Below is a brief commentary for your entry in the 24th Annual Writer’s Digest Self-Published Book Awards. If you received the incorrect review by mistake, please contact Writer’s Digest immediately at this email address. With so many books to judge/record, our judges may accidently input the incorrect review into the system. We do our best to catch all of these, but there are always a few that slip past. Thank you for your understanding~
Entry Title Diagnosed At Seventeen
Author: Ruth Spoonemore
Judge Number: 51
Entry Category: Life Stories
Books are evaluated on a scale of 1 to 5, with 1 meaning “needs improvement” and 5 meaning “outstanding”. This scale is strictly to provide a point of reference, it is not a cumulative score and does not reflect ranking. Our system only recognizes numerals during this portion of logging evaluations. As a result, a “0” is used in place of “N/A” when the particular portion of the evaluation simply does not apply to the particular entry, based on the entry genre. For example, a book of poetry or a how to manual, would not necessarily have a “Plot and Story Appeal and may therefore receive a “0”.
*If you wish to reference this review on your website, we ask that you cite it as such: “Judge, 24th Annual Writer’s Digest Self-Published Book Awards.” You may cite portions of your review, if you wish, but please make sure that the passage you select is appropriate, and reflective of the review as a whole.

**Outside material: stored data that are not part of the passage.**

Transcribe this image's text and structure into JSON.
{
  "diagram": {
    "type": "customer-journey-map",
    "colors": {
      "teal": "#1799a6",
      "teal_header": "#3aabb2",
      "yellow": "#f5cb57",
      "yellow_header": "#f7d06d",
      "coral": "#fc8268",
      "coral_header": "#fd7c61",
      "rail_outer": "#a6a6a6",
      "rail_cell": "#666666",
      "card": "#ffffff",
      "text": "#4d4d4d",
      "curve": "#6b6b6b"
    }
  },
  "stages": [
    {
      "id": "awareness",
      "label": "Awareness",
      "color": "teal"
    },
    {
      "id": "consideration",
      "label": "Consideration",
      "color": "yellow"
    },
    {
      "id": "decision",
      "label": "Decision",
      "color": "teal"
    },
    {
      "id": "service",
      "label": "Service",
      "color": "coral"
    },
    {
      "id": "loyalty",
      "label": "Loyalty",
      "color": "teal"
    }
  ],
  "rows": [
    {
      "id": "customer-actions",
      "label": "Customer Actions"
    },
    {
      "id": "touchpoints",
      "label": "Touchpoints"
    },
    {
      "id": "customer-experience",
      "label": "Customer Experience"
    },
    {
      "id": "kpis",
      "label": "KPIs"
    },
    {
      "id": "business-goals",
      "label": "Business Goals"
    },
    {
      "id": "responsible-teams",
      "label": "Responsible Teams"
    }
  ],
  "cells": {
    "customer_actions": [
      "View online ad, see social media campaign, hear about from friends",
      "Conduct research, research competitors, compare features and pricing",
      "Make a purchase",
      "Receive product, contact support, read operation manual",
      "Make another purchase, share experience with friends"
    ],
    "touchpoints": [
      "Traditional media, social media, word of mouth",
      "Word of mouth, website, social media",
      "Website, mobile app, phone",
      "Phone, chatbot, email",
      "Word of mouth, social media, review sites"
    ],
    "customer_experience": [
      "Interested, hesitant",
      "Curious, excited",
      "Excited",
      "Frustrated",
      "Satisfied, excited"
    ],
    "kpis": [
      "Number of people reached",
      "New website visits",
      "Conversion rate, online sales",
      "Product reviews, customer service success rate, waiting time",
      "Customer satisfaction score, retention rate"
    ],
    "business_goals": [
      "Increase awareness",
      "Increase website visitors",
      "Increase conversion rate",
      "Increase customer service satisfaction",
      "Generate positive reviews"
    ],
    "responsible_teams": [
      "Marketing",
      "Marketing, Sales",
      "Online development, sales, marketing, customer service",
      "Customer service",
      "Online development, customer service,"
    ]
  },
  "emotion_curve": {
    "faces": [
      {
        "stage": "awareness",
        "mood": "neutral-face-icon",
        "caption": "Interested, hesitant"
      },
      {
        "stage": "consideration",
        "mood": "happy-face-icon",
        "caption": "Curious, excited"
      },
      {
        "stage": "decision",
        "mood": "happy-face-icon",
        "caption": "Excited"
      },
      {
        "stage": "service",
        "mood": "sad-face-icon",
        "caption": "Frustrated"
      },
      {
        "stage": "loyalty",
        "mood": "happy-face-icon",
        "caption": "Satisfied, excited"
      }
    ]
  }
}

Structure, Organization, and Pacing: 3
Spelling, Punctuation, and Grammar: 3
Production Quality and Cover Design: 3
Plot and Story Appeal: 3
Character Appeal and Development: 4
Voice and Writing Style: 4
There is much more here by and about the author than the title first suggests. While the story indeed starts at age 17, when she is diagnosed with rheumatoid arthritis (RA), the narrative extends long past that part of her life. In fact, the reader is taken into the author’s 50s. Along the way, the story shares her journey with a crippling disease and affiliated illnesses and challenges for decades. It started with her fingers (somewhat ironic since she is maintaining a journal and other writing projects). The important factor is that this is not a “poor me” tale. The author shares the other parts of her life. Sometimes, the volume seems to be about everything else but her RA, but the disease and its impact are always lurking in the background. For one, as the author ages, walking and balance prove more and more challenging. This is carried to the point where she is afraid to live alone for fear of falling — something millions of Americans share for various reasons. There are some good writing techniques here (such as the sense of smell); the author maintains a readable voice that mixes quotes italics (to represent her thoughts and emotions) and observations by friends. The cover is a very apt image of a lone, spare tree, perhaps in fall, with a rainbow arcing overhead. This mix of reality and hope seems apropos for the memoir.